An undercover FBI agent helped Pitts pick the location for his planned attack, near a planned fireworks show and multiple U.S. government buildings, the FBI said.
"I'm gonna be downtown when the – when the thing go off. I’m gonna be somewhere cuz I wanna see it go off," Pitts told an undercover FBI agent who he believed was affiliated with al Qaeda, the FBI said in court documents.
Pitts also suggested giving the children of military personnel remote control cars packed with explosives during the parade so the kids would unwittingly detonate the bombs, the FBI said.

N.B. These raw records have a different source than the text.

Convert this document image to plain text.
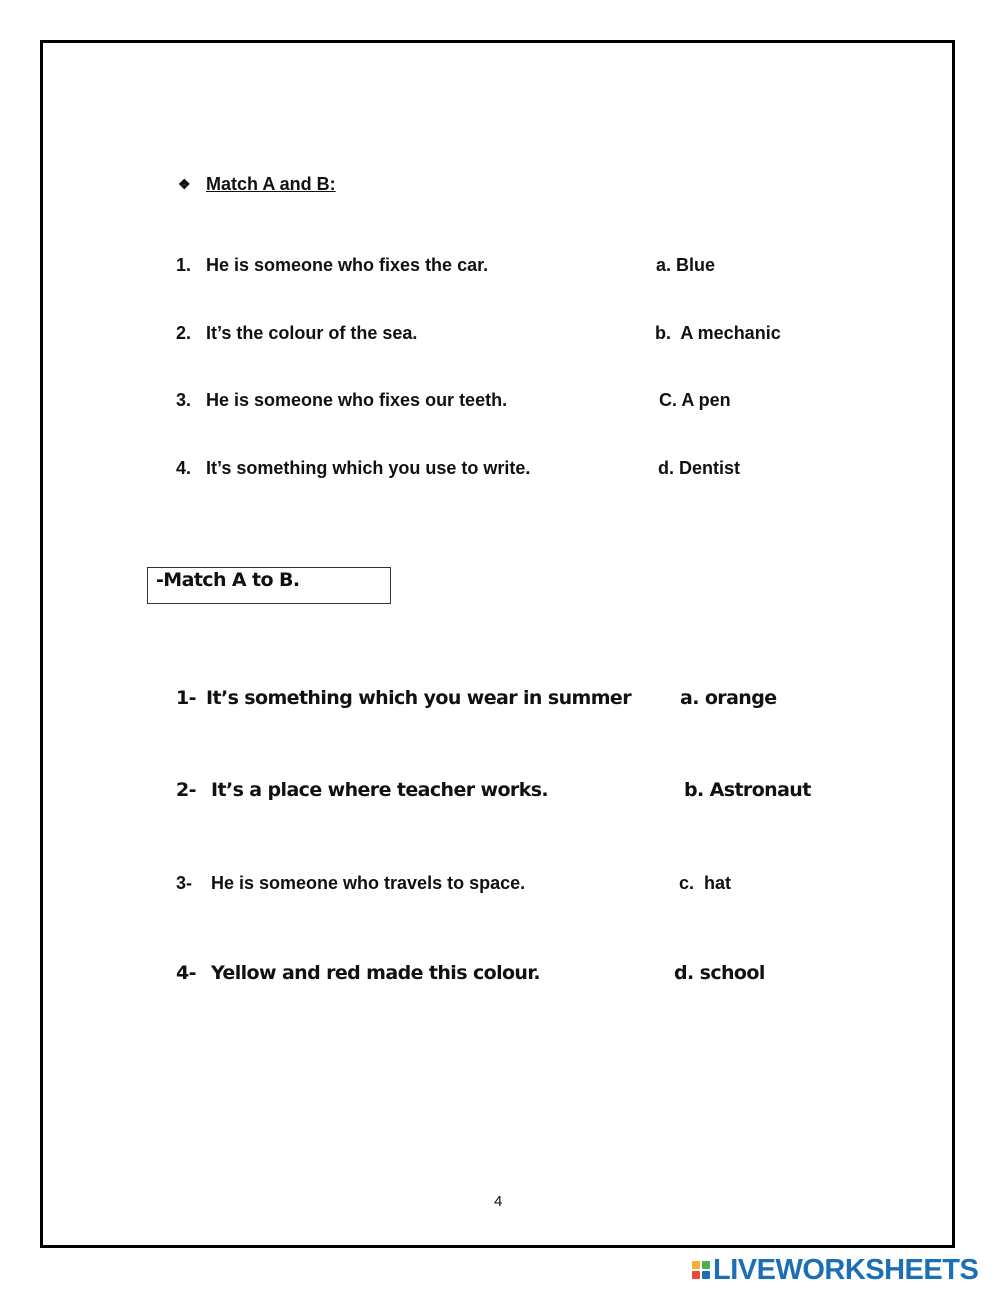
❖ Match A and B:
1. He is someone who fixes the car.	a. Blue
2. It’s the colour of the sea.	b.  A mechanic
3. He is someone who fixes our teeth.	C. A pen
4. It’s something which you use to write.	d. Dentist
-Match A to B.
1- It’s something which you wear in summer	a. orange
2- It’s a place where teacher works.	b. Astronaut
3- He is someone who travels to space.	c.  hat
4- Yellow and red made this colour.	d. school
4
LIVEWORKSHEETS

Pitts was charged with attempting to provide material support to a designated foreign terrorist organization. He faces up to 20 years in prison if convicted.
An FBI source gave Pitts a bus pass and a phone to conduct surveillance ahead of his planned attack, prosecutors said.
Pitts, who lives in the Cleveland suburb of Maple Heights, also discussed possibly traveling to San Francisco for reconnaissance for al Qaeda, the FBI said.
It was not immediately clear if he had retained a lawyer, and relatives could not be reached for comment.
"This defendant, by his own words and by his own deeds, wanted to attack our nation and its ideals," said Justin Herdman, the U.S. attorney for northern Ohio.
Officials said Pitts is an American citizen who had been radicalized in the United States.
In 2015, U.S. law enforcement officials said they had arrested more than 10 people inspired by the Islamic State militant group ahead of the Fourth of July holiday, saying the arrests had disrupted planned attacks.
A pair of ethnic Chechen brothers inspired by al Qaeda killed three people and injured more than 260 with a pair of homemade bombs at the Boston Marathon in 2013.